The result, he said, was that "we drove our schools to be No. 1 in the nation. We cut taxes 19 times."
But on closer examination, the record as governor he alluded to looks considerably less burnished than Romney suggested.
Bipartisanship was in short supply. Statehouse Democrats complained that he variously ignored, insulted or opposed them, with intermittent charm offensives. He vetoed scores of legislative initiatives and excised budget line items 844 times, according to the nonpartisan research group Fact-check.org. Lawmakers reciprocated by overriding the vast bulk of them.
The big-ticket items that Romney proposed when he entered office in January 2003 went largely unrealized, and some that were achieved turned out to have a comparatively minor impact. A wholesale restructuring of state government was dead on arrival in the legislature; an ambitious overhaul of the state university system was stillborn; a consolidation of transportation fiefs never took place.
Romney did score some successes beyond his health-care legislation, notably joining a Democratic legislature to cut a deficit-ridden budget by $1.6 billion. Some outside experts and former aides say his administration excelled at the sorts of nuts-and-bolts efficiencies that make bureaucracies run better, such as streamlining permit approvals and modernizing jobs programs.
Romney lobbied successfully to block changes in the state's much-admired charter-school program, but his own education reforms went mostly unrealized. Unemployment dropped less than a percentage point during his four years.

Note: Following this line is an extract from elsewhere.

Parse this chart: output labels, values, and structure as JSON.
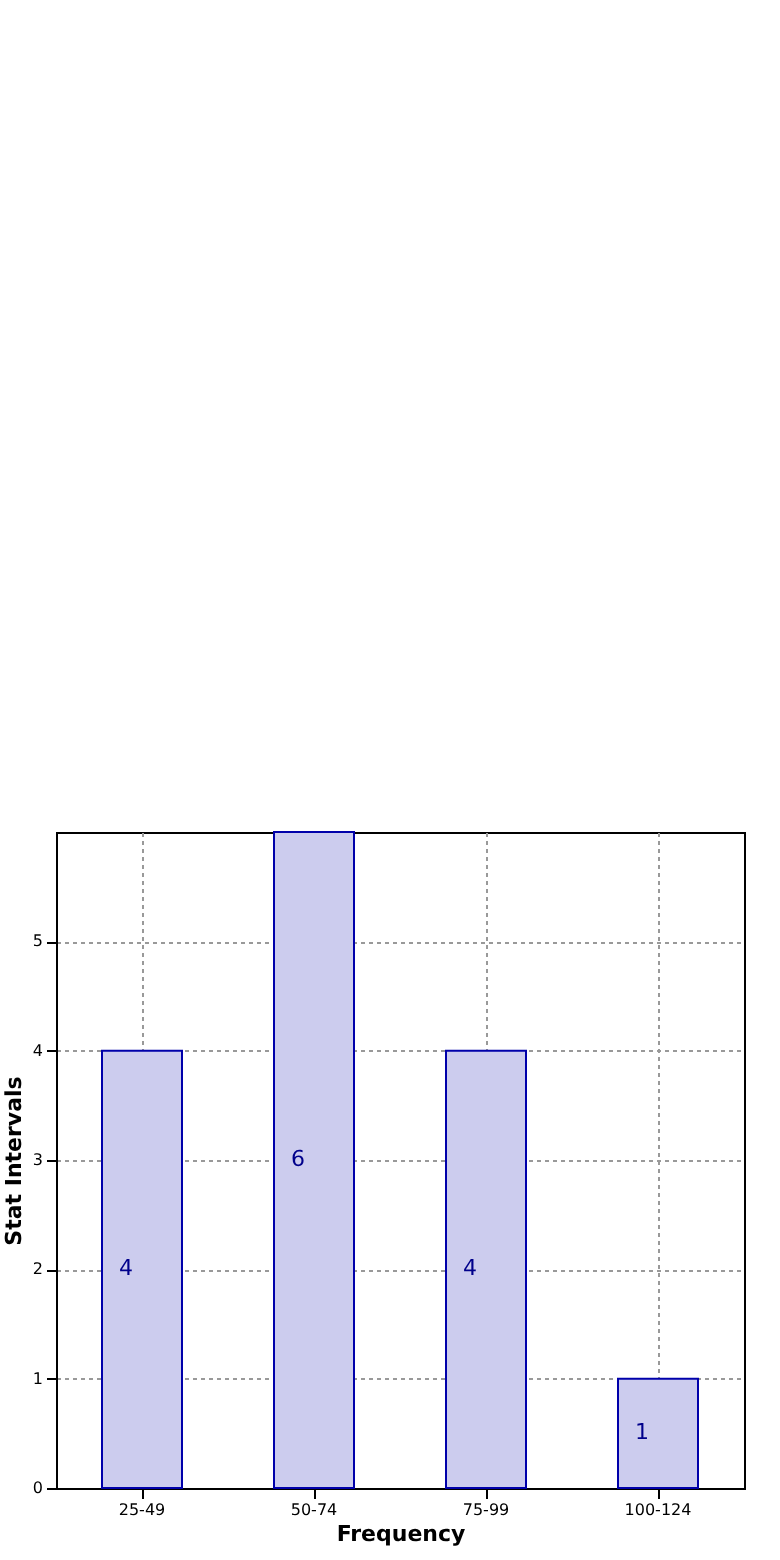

Romney won lawmakers' consent to streamline a tangled health-and-human-services bureaucracy, but the savings amounted to only $7 million a year. He entered office considering an eight-state compact to battle climate change but left office outside the consortium, saying it cost too much.

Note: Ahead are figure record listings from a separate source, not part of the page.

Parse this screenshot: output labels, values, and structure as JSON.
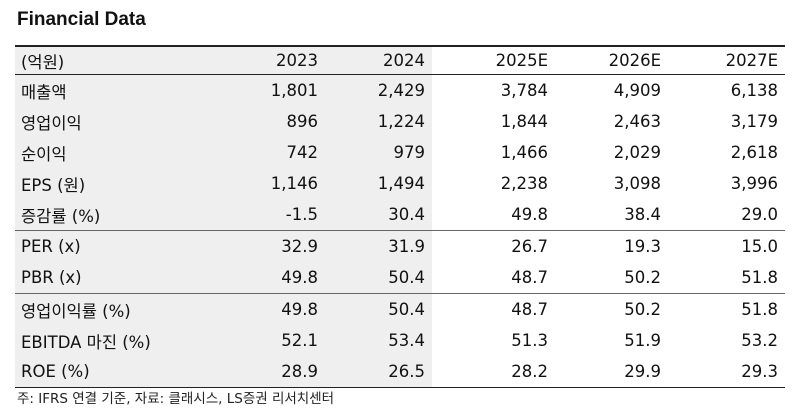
{
  "title": "Financial Data",
  "table": {
    "header": [
      "(억원)",
      "2023",
      "2024",
      "2025E",
      "2026E",
      "2027E"
    ],
    "groups": [
      [
        [
          "매출액",
          "1,801",
          "2,429",
          "3,784",
          "4,909",
          "6,138"
        ],
        [
          "영업이익",
          "896",
          "1,224",
          "1,844",
          "2,463",
          "3,179"
        ],
        [
          "순이익",
          "742",
          "979",
          "1,466",
          "2,029",
          "2,618"
        ],
        [
          "EPS (원)",
          "1,146",
          "1,494",
          "2,238",
          "3,098",
          "3,996"
        ],
        [
          "증감률 (%)",
          "-1.5",
          "30.4",
          "49.8",
          "38.4",
          "29.0"
        ]
      ],
      [
        [
          "PER (x)",
          "32.9",
          "31.9",
          "26.7",
          "19.3",
          "15.0"
        ],
        [
          "PBR (x)",
          "49.8",
          "50.4",
          "48.7",
          "50.2",
          "51.8"
        ]
      ],
      [
        [
          "영업이익률 (%)",
          "49.8",
          "50.4",
          "48.7",
          "50.2",
          "51.8"
        ],
        [
          "EBITDA 마진 (%)",
          "52.1",
          "53.4",
          "51.3",
          "51.9",
          "53.2"
        ],
        [
          "ROE (%)",
          "28.9",
          "26.5",
          "28.2",
          "29.9",
          "29.3"
        ]
      ]
    ]
  },
  "note": "주: IFRS 연결 기준, 자료: 클래시스, LS증권 리서치센터"
}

"He put on the table in his inaugural address, and then in his budget, a series of proposed reforms like civil-service reform, pension reform — going right to the heart of the lion's den," said Michael Widmer, president of the nonpartisan Massachusetts Taxpayers Foundation. But excepting health care, "he never followed up. There was a handful of successes, but there was never a full-blown or focused program in the sense of saying, 'Here's our vision.' "
Romney's former aides disagree. "That's an overwrought type of critique," said Timothy Murphy, the health-and-human-services secretary under Romney. "If you take a look at the things the governor set out to do, we accomplished a lot."